An : Je suis d’accord. Si même toi, tu ne te rends pas compte de ta valeur, comment les autres peuvent te faire confiance en te confiant de grandes opportunités ? J’ai l’impression que, souvent, quand on affirme qu’on dessine bien, ou qu’on chante bien, la personne en face juge directement qu’on a une grosse tête. Alors qu’on n’est pas en train de dire que tous les dessins des autres sont laids ou qu’on est le meilleur chanteur du monde.

Lan : Il y a un trait culturel chez beaucoup de jeunes Vietnamiens que je n’encourage absolument pas : c’est le fait de se rabaisser en permanence. Je connais beaucoup de personnes qui se rabaissent en attendant que la personne en face les console, et leur fasse des compliments pour les revaloriser.

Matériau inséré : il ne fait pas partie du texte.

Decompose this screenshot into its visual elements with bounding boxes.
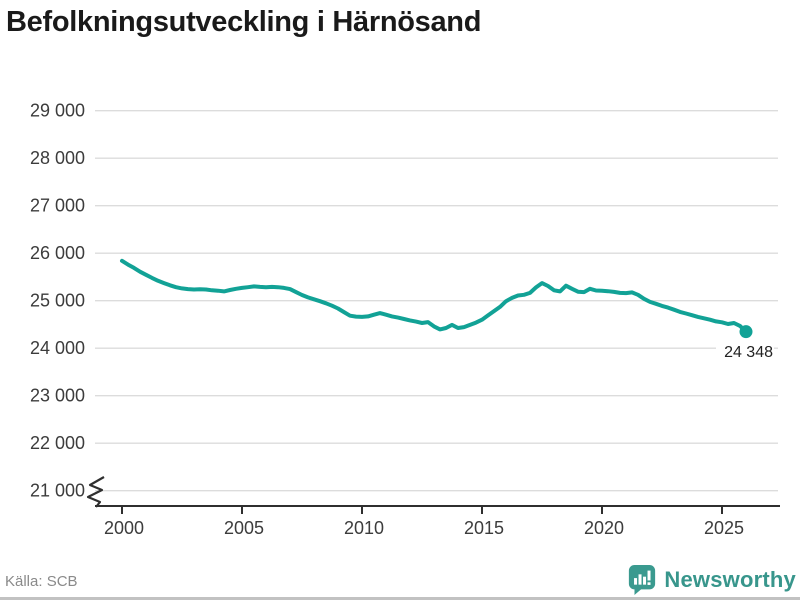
y-tick-label: 26 000 xyxy=(30,243,85,263)
y-tick-label: 22 000 xyxy=(30,433,85,453)
annotation-halo xyxy=(716,343,774,360)
bottom-divider xyxy=(0,597,800,600)
y-tick-label: 25 000 xyxy=(30,291,85,311)
end-point-dot xyxy=(739,325,753,339)
x-tick-label: 2015 xyxy=(464,518,504,538)
y-tick-label: 21 000 xyxy=(30,481,85,501)
y-tick-label: 28 000 xyxy=(30,148,85,168)
x-tick-label: 2010 xyxy=(344,518,384,538)
population-line-chart: 29 000 28 000 27 000 26 000 25 000 24 000 23 0… xyxy=(30,101,780,538)
y-tick-label: 23 000 xyxy=(30,386,85,406)
y-tick-label: 24 000 xyxy=(30,338,85,358)
axis-break-icon xyxy=(86,476,105,508)
y-tick-label: 27 000 xyxy=(30,196,85,216)
x-tick-label: 2005 xyxy=(224,518,264,538)
population-line xyxy=(120,258,748,334)
end-value-label: 24 348 xyxy=(724,344,773,361)
x-tick-label: 2020 xyxy=(584,518,624,538)
source-label: Källa: SCB xyxy=(5,573,78,590)
x-tick-label: 2000 xyxy=(104,518,144,538)
y-tick-label: 29 000 xyxy=(30,101,85,121)
newsworthy-wordmark: Newsworthy xyxy=(664,566,796,592)
chart-title: Befolkningsutveckling i Härnösand xyxy=(6,6,482,38)
newsworthy-icon xyxy=(629,564,656,595)
x-tick-label: 2025 xyxy=(704,518,744,538)
newsworthy-logo[interactable]: Newsworthy xyxy=(627,564,796,595)
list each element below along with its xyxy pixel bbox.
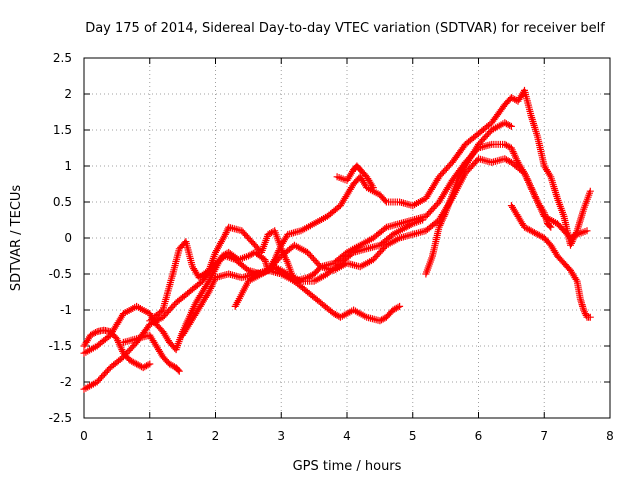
series-markers-7 — [333, 162, 377, 192]
y-tick-label-0: -2.5 — [49, 411, 72, 425]
y-tick-label-3: -1 — [60, 303, 72, 317]
y-tick-label-1: -2 — [60, 375, 72, 389]
y-axis-title: SDTVAR / TECUs — [9, 185, 24, 292]
y-tick-label-5: 0 — [64, 231, 72, 245]
series-track-9 — [422, 119, 515, 278]
series-markers-3 — [119, 331, 183, 375]
x-axis: 0 1 2 3 4 5 6 7 8 — [80, 58, 614, 443]
series-markers-2 — [80, 155, 591, 357]
y-tick-label-2: -1.5 — [49, 339, 72, 353]
grid-lines — [84, 58, 610, 418]
y-tick-label-8: 1.5 — [53, 123, 72, 137]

Je ne flatte jamais l’égo de ces personnes en leur offrant mes compliments.

Au bout d’un certain âge, tu as la responsabilité de comprendre qui tu es et ce que tu vaux.

Exercer un métier créatif : avoir du talent ne suffit pas

An : Tu es consciente que tu chantes bien. Alors pourquoi tu n’as pas choisi la musique au moment du choix de la voie professionnelle à 18 ans ?

Lan : Parce que, je ne pense pas que j’étais assez bien.

Je chante mieux aujourd’hui, puisque j’ai ma personnalité actuelle. À l’époque, j’avais du goût et j’avais un certain niveau. Mais il me faut de la maturité pour interpréter entièrement les sentiments dans chaque chanson.

An : Et aujourd’hui, y a-t-il des moments où tu penses à devenir chanteuse professionnelle ?

Lan : Haha… J’attends qu’on me contacte, là !

Après, encore une fois, c’est la question de l’engagement. Quand on est sur scène, il faut performer.

Je sais que mon point fort est la capacité de transmettre les émotions dans une chanson.

Si je chante par obligation, je me sentirai bloquée. Si je n’arrive pas à être émue avec les paroles, je serai incapable de chanter.

Plusieurs fois, j’avais du temps pour enregistrer une chanson, mais ça tombait sur les jours où ma voix n’était pas au top, alors c’était impossible pour moi de chanter.

Je mets beaucoup de temps pour sortir une vidéo de chant. Et ce n’est clairement pas la stratégie pour construire une carrière durable.

Pour se développer dans un milieu professionnel, il faut aussi avoir des relations. Je ne suis pas douée à faire du networking ou à prendre l’initiative pour créer un contact.

Ou sinon, il faut avoir une équipe. Mais je sais que je suis très exigeante. C’est difficile à expliquer… Souvent, on ne comprend pas pourquoi j’exige un certain niveau chez les collaborateurs, alors que moi-même, je ne peux pas atteindre ce niveau.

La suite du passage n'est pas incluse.